James Santucci, an engineering physicist at Fermi National Accelerator Laboratory, acted as the event’s head referee and shared Bowns’s sentiments. “I hope the kids are learning teamwork and how to come across problems and solve them without getting discouraged,” he said. “Everybody here is our future, they’re America’s future, and trying to enable that future anyway we can, the best way we can, that helps us all.”
After the exhibition matches came to a close, the tournament moved into its “elimination” rounds. The League’s top four teams were each granted the opportunity to pick partners for a four-alliance playoff.
Picking first as a result of their top seeding, sophomore Benji Gourdji of Robotheosis invited Frank’s Garage, the third ranked team, to serve as an ally. Representing Frank’s Garage, freshman Jacob Boxerman graciously accepted Gourdji’s offer.
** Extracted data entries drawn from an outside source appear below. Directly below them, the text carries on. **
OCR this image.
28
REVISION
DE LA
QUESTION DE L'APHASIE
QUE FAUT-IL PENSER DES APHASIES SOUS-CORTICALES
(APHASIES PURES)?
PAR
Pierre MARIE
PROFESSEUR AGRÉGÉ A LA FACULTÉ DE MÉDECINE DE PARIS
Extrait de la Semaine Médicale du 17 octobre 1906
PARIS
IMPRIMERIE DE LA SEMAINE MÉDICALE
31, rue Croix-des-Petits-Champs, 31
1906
The second-ranked alliance joined The Latin School of Chicago’s “Animatores Romani” with Red Hot. Alliance three consisted of Alcott College Prep Robotics Team and St. Patrick High School’s “ShamBot Gold,” and the final playoff pair saw a partnership between Bionic Wolves and Chicago Waldorf School’s “GnomeBots.”
“We’re kind of nervous but kind of confident in our ability to do well,” said Animatores Romani member and Latin junior Amir Darbar. “We looked at the results and I think we’re good.”
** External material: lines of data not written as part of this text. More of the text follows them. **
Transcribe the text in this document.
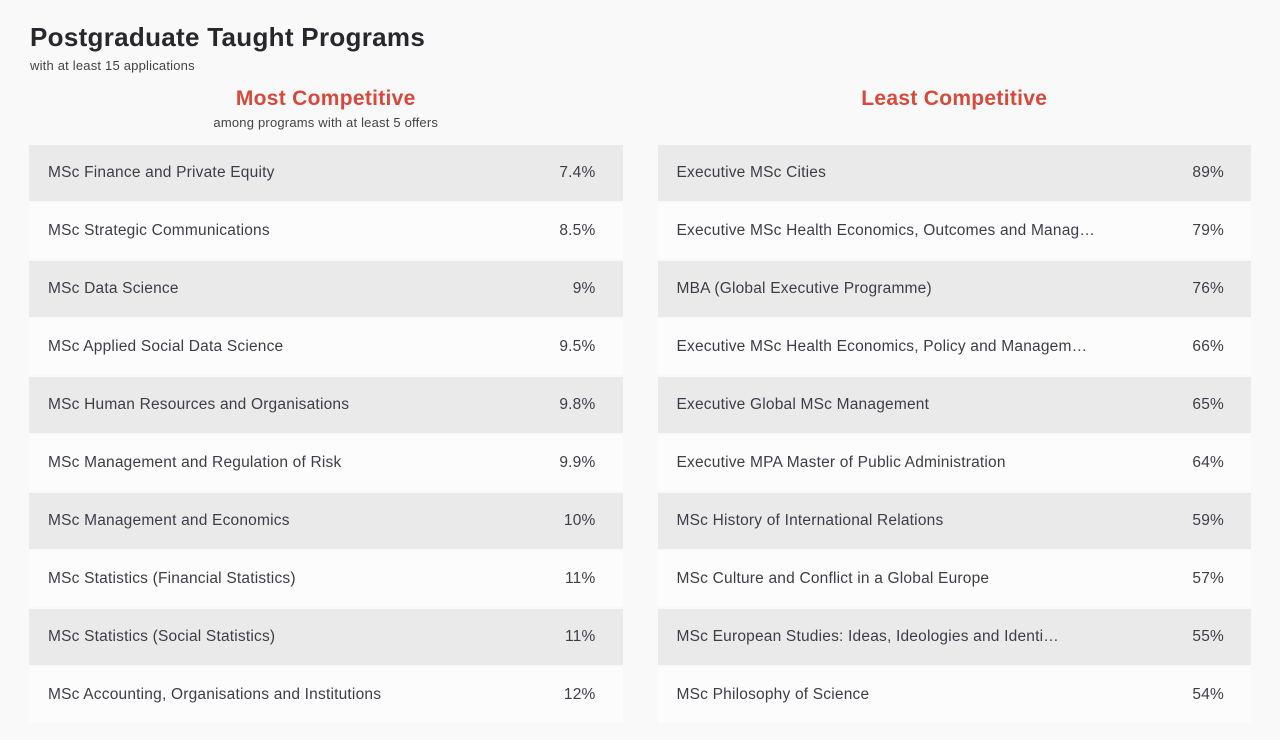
Postgraduate Taught Programs
with at least 15 applications
Most Competitive
among programs with at least 5 offers
MSc Finance and Private Equity	7.4%
MSc Strategic Communications	8.5%
MSc Data Science	9%
MSc Applied Social Data Science	9.5%
MSc Human Resources and Organisations	9.8%
MSc Management and Regulation of Risk	9.9%
MSc Management and Economics	10%
MSc Statistics (Financial Statistics)	11%
MSc Statistics (Social Statistics)	11%
MSc Accounting, Organisations and Institutions	12%
Least Competitive
Executive MSc Cities	89%
Executive MSc Health Economics, Outcomes and Manag…	79%
MBA (Global Executive Programme)	76%
Executive MSc Health Economics, Policy and Managem…	66%
Executive Global MSc Management	65%
Executive MPA Master of Public Administration	64%
MSc History of International Relations	59%
MSc Culture and Conflict in a Global Europe	57%
MSc European Studies: Ideas, Ideologies and Identi…	55%
MSc Philosophy of Science	54%
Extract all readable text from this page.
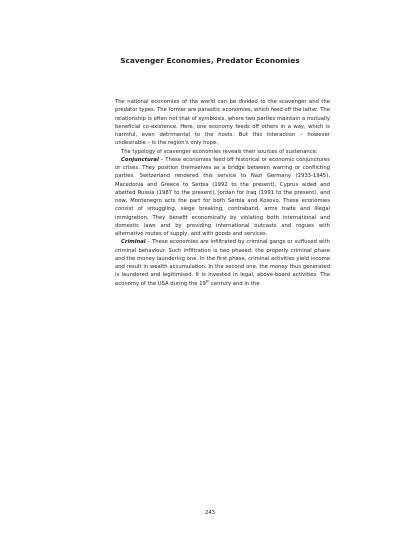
Scavenger Economies, Predator Economies

The national economies of the world can be divided to the scavenger and the predator types. The former are parasitic economies, which feed off the latter. The relationship is often not that of symbiosis, where two parties maintain a mutually beneficial co-existence. Here, one economy feeds off others in a way, which is harmful, even detrimental to the hosts. But this interaction – however undesirable – is the region's only hope.

The typology of scavenger economies reveals their sources of sustenance:

Conjunctural – These economies feed off historical or economic conjunctures or crises. They position themselves as a bridge between warring or conflicting parties. Switzerland rendered this service to Nazi Germany (1933-1945), Macedonia and Greece to Serbia (1992 to the present), Cyprus aided and abetted Russia (1987 to the present), Jordan for Iraq (1991 to the present), and now, Montenegro acts the part for both Serbia and Kosovo. These economies consist of smuggling, siege breaking, contraband, arms trade and illegal immigration. They benefit economically by violating both international and domestic laws and by providing international outcasts and rogues with alternative routes of supply, and with goods and services.

Criminal – These economies are infiltrated by criminal gangs or suffused with criminal behaviour. Such infiltration is two phased: the properly criminal phase and the money laundering one. In the first phase, criminal activities yield income and result in wealth accumulation. In the second one, the money thus generated is laundered and legitimised. It is invested in legal, above-board activities. The economy of the USA during the 19th century and in the

243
After notching a season-high 326 points in the second game of the best-of-three semi-finals, Parker’s alliance advanced to face a team of Latin and Ogden for the championship.
Going into the finals, sophomore Tessa Samuels of Robotheosis was confident. “I feel very excited,” Samuels said. “Doing so well really shows that we can win if we try.”
Green categorized the atmosphere as “electric.” “Sometimes the energy is so high that it just gets really great,” Green said. “It is exciting and the excitement of the students is contagious.”
After finding success in the first match of the finals, both of Parker’s teams faced mechanical difficulties in the second game, sending the league championship to a tie-breaker. Parker was unable to hang on in the last match, falling to the Latin-Ogden alliance by a score of 270–282.
Despite their loss, Satterfield is proud of the way Parker performed in the awards ceremonies. “We won the ‘Inspire’ award, FIRST’s award for the best team, for the third year in a row,” Satterfield said. “So even though we didn’t win, that’s really what I wanted for our team.”
At the closing ceremony, judges announced that Robotheosis had qualified for the State Finals, joining a cohort of Animatores Romani, Red Hot, and Chicago Math and Science Academy’s “RoboTitans.” Due to the Parker alliance’s loss, Frank’s Garage failed to secure an automatic berth and did not advance.
Satterfield foresees a bright future for Parker robotics. “In the end, success breeds itself,” Satterfield said. “We’ve got really great things ahead. Students at Parker see how well the robotics team does and that’s been really driving people to be interested. We want success and we want to make sure everybody who wants to learn robotics has the opportunity.”